Edited 2011-02-27 11:26 UTC

Reply Score: 2

RE[5]: Comment by darknexus
by pgeorgi on Sun 27th Feb 2011 11:30 UTC in reply to "RE[4]: Comment by darknexus"
pgeorgi Member since:
2010-02-18

I'm tired of having to boot from MBR (do any bioses support gpt partioning?

BIOSes generally don't care about partitioning (There are a few broken ones that do).
What they care about is that the bootblock is the first sector of the disk, and that's possible within GPT.

After the bootblock is loaded, BIOS only answers requests for sector reads, and supports up to 128PiB there.

Reply Score: 1

RE[2]: Comment by darknexus
by looncraz on Sun 27th Feb 2011 04:35 UTC in reply to "RE: Comment by darknexus"
looncraz Member since:
2005-07-24

The only thing worse than the BIOS is UEFI.
Yeah, I want big-content spyware (DRM et al) running _underneath_ my OS with full access to the network.

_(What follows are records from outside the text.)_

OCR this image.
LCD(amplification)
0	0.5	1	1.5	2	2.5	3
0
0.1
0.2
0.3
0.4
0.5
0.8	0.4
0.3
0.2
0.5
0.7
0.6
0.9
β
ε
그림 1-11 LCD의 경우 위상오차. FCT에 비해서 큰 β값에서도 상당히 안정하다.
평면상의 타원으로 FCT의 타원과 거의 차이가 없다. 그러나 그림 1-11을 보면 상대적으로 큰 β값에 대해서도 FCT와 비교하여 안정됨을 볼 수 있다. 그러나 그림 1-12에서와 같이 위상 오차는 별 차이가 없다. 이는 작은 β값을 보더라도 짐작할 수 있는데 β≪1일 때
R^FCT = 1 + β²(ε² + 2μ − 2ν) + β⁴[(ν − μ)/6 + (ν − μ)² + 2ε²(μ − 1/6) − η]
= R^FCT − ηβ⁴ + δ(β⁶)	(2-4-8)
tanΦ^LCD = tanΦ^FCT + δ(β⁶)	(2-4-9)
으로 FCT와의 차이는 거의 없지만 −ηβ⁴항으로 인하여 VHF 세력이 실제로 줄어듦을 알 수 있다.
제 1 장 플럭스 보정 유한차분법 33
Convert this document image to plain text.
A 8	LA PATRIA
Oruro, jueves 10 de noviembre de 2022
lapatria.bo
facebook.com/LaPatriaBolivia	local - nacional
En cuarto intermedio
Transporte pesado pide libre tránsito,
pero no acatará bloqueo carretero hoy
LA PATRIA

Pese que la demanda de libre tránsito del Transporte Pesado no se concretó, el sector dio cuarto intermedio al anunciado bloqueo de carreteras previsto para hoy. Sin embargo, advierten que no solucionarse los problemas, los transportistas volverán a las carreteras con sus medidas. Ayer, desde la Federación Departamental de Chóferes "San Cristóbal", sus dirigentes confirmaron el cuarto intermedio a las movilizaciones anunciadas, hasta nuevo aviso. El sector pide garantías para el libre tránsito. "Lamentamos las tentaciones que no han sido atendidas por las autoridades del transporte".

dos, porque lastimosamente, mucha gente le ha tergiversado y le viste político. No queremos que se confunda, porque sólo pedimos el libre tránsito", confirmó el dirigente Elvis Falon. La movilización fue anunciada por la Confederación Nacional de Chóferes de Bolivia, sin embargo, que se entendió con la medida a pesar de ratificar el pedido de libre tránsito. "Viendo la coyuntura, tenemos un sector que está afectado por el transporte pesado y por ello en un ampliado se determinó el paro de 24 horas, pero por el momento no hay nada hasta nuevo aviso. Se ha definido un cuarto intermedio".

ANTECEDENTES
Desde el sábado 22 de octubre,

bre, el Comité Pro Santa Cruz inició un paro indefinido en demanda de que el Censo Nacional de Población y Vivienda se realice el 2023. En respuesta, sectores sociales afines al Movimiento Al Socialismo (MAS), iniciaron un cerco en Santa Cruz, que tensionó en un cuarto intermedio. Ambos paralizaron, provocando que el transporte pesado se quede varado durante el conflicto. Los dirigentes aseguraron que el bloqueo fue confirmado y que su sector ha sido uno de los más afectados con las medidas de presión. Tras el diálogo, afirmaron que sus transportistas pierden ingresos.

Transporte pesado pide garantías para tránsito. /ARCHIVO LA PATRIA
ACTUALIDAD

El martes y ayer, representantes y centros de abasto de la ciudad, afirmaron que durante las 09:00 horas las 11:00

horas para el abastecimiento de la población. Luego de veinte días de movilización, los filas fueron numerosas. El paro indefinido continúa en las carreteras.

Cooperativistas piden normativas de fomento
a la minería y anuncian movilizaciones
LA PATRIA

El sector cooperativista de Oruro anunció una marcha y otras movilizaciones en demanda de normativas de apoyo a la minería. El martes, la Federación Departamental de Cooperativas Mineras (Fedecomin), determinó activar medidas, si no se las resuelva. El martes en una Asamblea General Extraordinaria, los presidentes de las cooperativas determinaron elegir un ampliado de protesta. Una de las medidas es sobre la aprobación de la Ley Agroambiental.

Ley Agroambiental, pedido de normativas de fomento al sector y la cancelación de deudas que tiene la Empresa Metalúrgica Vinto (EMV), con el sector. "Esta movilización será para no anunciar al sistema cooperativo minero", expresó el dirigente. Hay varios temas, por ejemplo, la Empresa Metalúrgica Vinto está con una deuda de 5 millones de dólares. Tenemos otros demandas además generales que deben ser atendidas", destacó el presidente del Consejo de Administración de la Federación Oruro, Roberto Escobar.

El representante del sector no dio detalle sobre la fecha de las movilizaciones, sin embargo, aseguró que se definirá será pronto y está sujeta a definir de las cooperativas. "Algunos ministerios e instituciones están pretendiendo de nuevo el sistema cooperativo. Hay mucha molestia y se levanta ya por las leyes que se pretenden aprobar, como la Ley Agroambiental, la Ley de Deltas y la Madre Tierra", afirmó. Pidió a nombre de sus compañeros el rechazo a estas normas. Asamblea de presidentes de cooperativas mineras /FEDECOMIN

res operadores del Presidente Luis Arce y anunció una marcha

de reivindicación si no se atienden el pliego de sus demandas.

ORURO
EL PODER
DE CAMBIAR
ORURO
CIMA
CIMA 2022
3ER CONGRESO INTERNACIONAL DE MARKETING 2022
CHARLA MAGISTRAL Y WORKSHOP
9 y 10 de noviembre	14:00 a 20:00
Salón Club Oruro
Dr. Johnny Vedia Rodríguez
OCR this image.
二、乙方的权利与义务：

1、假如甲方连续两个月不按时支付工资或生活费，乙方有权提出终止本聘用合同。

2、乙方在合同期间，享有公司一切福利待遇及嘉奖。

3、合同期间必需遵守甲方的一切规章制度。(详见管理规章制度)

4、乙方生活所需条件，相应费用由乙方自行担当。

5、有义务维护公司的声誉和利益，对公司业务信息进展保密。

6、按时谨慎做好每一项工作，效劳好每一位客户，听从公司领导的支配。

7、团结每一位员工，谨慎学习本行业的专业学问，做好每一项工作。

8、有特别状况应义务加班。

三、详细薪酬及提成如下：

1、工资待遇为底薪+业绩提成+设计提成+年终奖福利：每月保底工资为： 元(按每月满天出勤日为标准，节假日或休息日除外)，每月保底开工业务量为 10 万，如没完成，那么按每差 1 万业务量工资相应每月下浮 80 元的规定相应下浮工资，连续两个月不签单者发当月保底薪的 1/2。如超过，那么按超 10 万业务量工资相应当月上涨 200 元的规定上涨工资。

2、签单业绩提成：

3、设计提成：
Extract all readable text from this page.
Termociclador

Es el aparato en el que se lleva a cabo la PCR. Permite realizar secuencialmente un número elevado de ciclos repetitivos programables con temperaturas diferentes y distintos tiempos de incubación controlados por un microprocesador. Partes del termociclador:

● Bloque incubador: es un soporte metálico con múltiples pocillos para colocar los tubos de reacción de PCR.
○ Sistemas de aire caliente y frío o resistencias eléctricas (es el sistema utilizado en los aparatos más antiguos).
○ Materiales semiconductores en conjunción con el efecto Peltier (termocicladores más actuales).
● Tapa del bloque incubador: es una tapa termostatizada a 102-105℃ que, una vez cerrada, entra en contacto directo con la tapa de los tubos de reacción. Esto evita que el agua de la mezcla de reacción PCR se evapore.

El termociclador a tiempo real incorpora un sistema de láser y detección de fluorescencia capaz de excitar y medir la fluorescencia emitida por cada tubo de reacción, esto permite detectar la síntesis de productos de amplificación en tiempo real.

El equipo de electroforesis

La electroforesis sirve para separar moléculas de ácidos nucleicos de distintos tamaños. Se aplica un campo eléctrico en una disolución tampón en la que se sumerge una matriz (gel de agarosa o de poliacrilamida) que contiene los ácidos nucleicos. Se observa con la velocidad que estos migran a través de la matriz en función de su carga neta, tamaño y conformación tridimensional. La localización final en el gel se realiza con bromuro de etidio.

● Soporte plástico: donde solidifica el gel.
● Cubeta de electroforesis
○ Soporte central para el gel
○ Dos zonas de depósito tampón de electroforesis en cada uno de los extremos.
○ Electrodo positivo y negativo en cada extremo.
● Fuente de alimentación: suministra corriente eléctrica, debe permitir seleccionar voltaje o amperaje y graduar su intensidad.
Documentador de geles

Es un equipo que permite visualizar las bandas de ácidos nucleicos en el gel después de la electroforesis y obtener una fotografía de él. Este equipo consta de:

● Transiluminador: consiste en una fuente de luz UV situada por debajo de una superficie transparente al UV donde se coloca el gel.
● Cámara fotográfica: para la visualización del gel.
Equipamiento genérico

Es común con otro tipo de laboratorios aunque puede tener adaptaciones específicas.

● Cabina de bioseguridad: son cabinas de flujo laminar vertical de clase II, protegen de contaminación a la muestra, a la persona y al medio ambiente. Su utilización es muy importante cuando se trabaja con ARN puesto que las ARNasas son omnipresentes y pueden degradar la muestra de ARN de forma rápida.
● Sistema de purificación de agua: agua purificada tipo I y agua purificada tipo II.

Here we find some common ground. UEFI scares me. That much power that close to the hardware is a very dangerous consideration.

The more standardized the interface the more simple it is to exploit.

That said, any UEFI implementation that I would care to use would provide me with full unfettered access to the ROM and would provide a hardware-based lock-out ( a jumper ). That way I could have the best of all worlds, an extremely powerful BIOS replacement, and the security of an immutable UEFI configuration.

UEFI also has what appears to be a nice test suite... ;-)

--The loon

Reply Score: 2

RE: Comment by darknexus
by Neolander on Sun 27th Feb 2011 10:15 UTC in reply to "Comment by darknexus"
Neolander Member since:
2010-03-08

Are you so eager to replace an open but messy standard with a standard that'll be just as messy in the long run but is also a patent minefield as a bonus feature ?

Reply Score: 1

this should help the CoreBoot team
by dacresni on Sun 27th Feb 2011 02:50 UTC
dacresni
Member since:
2009-08-26

hopefully. I might just play around with it now.